Mais en réalité ce moment d’effervescence transcenda les antagonismes politiques. Ainsi Alberto Jacoviello, l’éditorialiste politique de L’Unità, fut marqué par deux choses : « la participation énorme (…) et la communication qui s’est établie entre ceux qui se sont déversés dans les rues. (…) À certains moments, j’ai cru revoir certains aspects de Paris en mai 68, à savoir le même bonheur de se parler en dehors de toute convention, d’être libre en dehors de toute contrainte » (L’Unità, 23 juin 1970).

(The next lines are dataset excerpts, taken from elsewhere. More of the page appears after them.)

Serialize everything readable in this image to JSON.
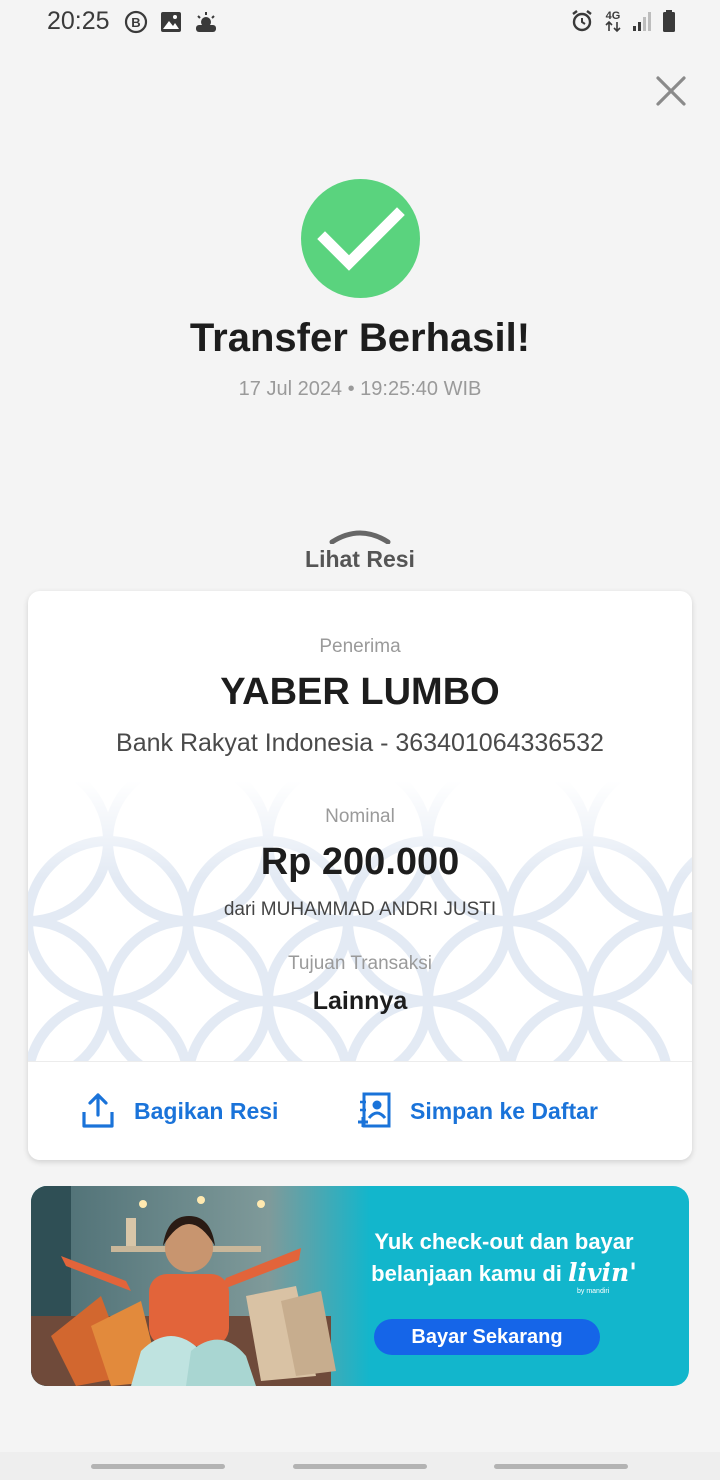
{
  "status_bar": {
    "time": "20:25",
    "network": "4G",
    "icons_left": [
      "b-notification-icon",
      "image-icon",
      "weather-icon"
    ],
    "icons_right": [
      "alarm-icon",
      "network-4g-icon",
      "signal-icon",
      "battery-icon"
    ]
  },
  "colors": {
    "success": "#5ad37e",
    "accent_blue": "#1a73d9",
    "banner_bg": "#12b6cc",
    "banner_button": "#1565e8"
  },
  "header": {
    "title": "Transfer Berhasil!",
    "datetime": "17 Jul 2024 • 19:25:40 WIB"
  },
  "receipt_toggle": {
    "label": "Lihat Resi"
  },
  "receipt": {
    "recipient_label": "Penerima",
    "recipient_name": "YABER LUMBO",
    "recipient_bank": "Bank Rakyat Indonesia - 363401064336532",
    "amount_label": "Nominal",
    "amount": "Rp 200.000",
    "sender": "dari MUHAMMAD ANDRI JUSTI",
    "purpose_label": "Tujuan Transaksi",
    "purpose": "Lainnya"
  },
  "actions": {
    "share": "Bagikan Resi",
    "save": "Simpan ke Daftar"
  },
  "banner": {
    "line1": "Yuk check-out dan bayar",
    "line2_prefix": "belanjaan kamu di",
    "brand": "livin'",
    "brand_sub": "by mandiri",
    "button": "Bayar Sekarang"
  }
}
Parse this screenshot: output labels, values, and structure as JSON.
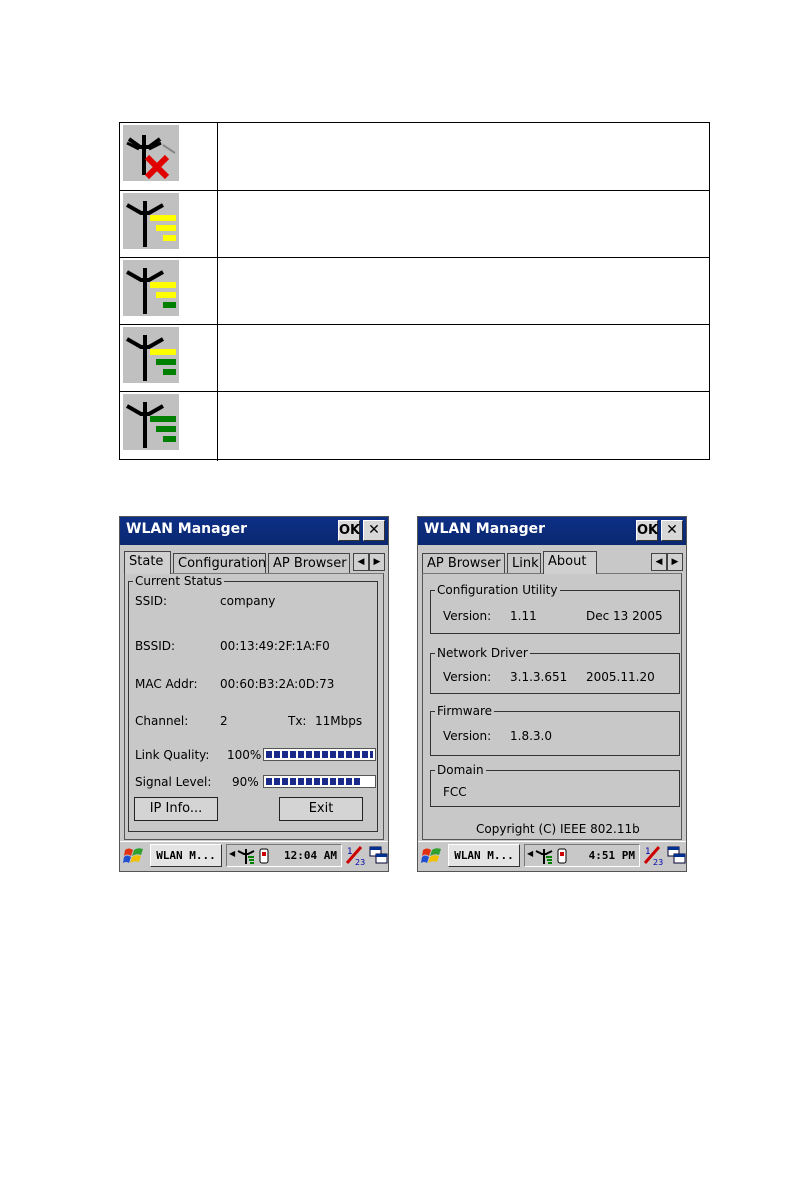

Dans son livre La partita del secolo. Storia di Italia-Germania 4-3 (Rizzoli, 2001), Nando Dalla Chiesa, le fils du général assassiné par la mafia à Palerme en 1982, évoque ses camarades étudiants engagés dans les luttes sociales du temps et leur participation à l’unanimité nationale : Ciri par exemple était allé « à l’Autobar, dans une rue derrière la Bocconi (…) C’était plus par curiosité, parce que les nuits d’alors je les passais à étudier, c’était une période d’examens. Mais là-dedans, étrangement, nous fûmes tous progressivement capturés, je ne sais pas bien pourquoi, par les téléviseurs et les hurlements qui venaient des maisons. Je me souviens également très bien de l’agitation de Carla, qui comprenait encore moins que moi le football. En peu de temps, nous nous sommes retrouvés à faire partie d’un public, celui des tifosi, dont nous n’avions jamais fait partie et même que nous avions toujours considéré avec un peu de méfiance ou de supériorité, je ne saurais pas dire ».
 
Selon Nando Dalla Chiesa, c’est le jeu d’attaque pratiqué par la squadra lors des prolongations qui provoqua cette identification : pour sa génération, élevée dans le culte du catenaccio, l’Italie « avait alors fait sa révolution, elle était devenue autre ». Une fois abandonnée la défense à outrance, symbole d’une « Démocratie chrétienne attentiste, hypocrite et roublarde », on ne pouvait plus pardonner à l’encadrement la tactique adoptée pour la finale contre le Brésil quatre jours plus tard, au cours de laquelle Rivera n’entra en jeu qu’à six minutes de la fin. Dans son autobiographie Ricordi di fonderia (Marsilio, 1997), Walter Mandelli, le responsable fédéral de l’équipe, se souvient ainsi des incidents au retour à Rome : « Sur l’avion qui nous ramenait en Italie on nous dit qu’à Fiumicino il y avait une foule énorme, qui continuait à grossir et à se faire menaçante, au point qu’on pensa même faire atterrir l’avion ailleurs. Puis on abandonna l’idée mais on arrêta l’avion en bout de piste. Les bus nous attendaient : on s’y engouffra à toute vitesse juste le temps de voir la piste envahie par les gens qui hurlaient et voulaient « nous attraper ». Je vis un mannequin qui brûlait, dessus il y avait écrit « Vive Rivera, Mandelli en prison » (« Viva Rivera, Mandelli in galera »). Ma fille reçut un coup de poing en pleine figure. Ensuite, autour de l’hôtel, on brûla une autre de mes effigies. Je n’avais jamais vu tant de rancune, tant de haine, et tout ça parce que, après tant d’années, pour une fois nous avions fait une bonne impression ! » Mais il se demande aussitôt si cette colère ne s’explique pas par la présence, pour lui insolite, « de manifestants exhibant des insignes maoïstes », parmi les plus déchaînés. Une hargne suscitée selon Dalla Chiesa par ce 4-3 où « fusionnèrent jeunesse, amitiés, (…) nouvelles espérances et la première, merveilleuse constatation que, dans la vie, si l’on est courageux, on peut même gagner ».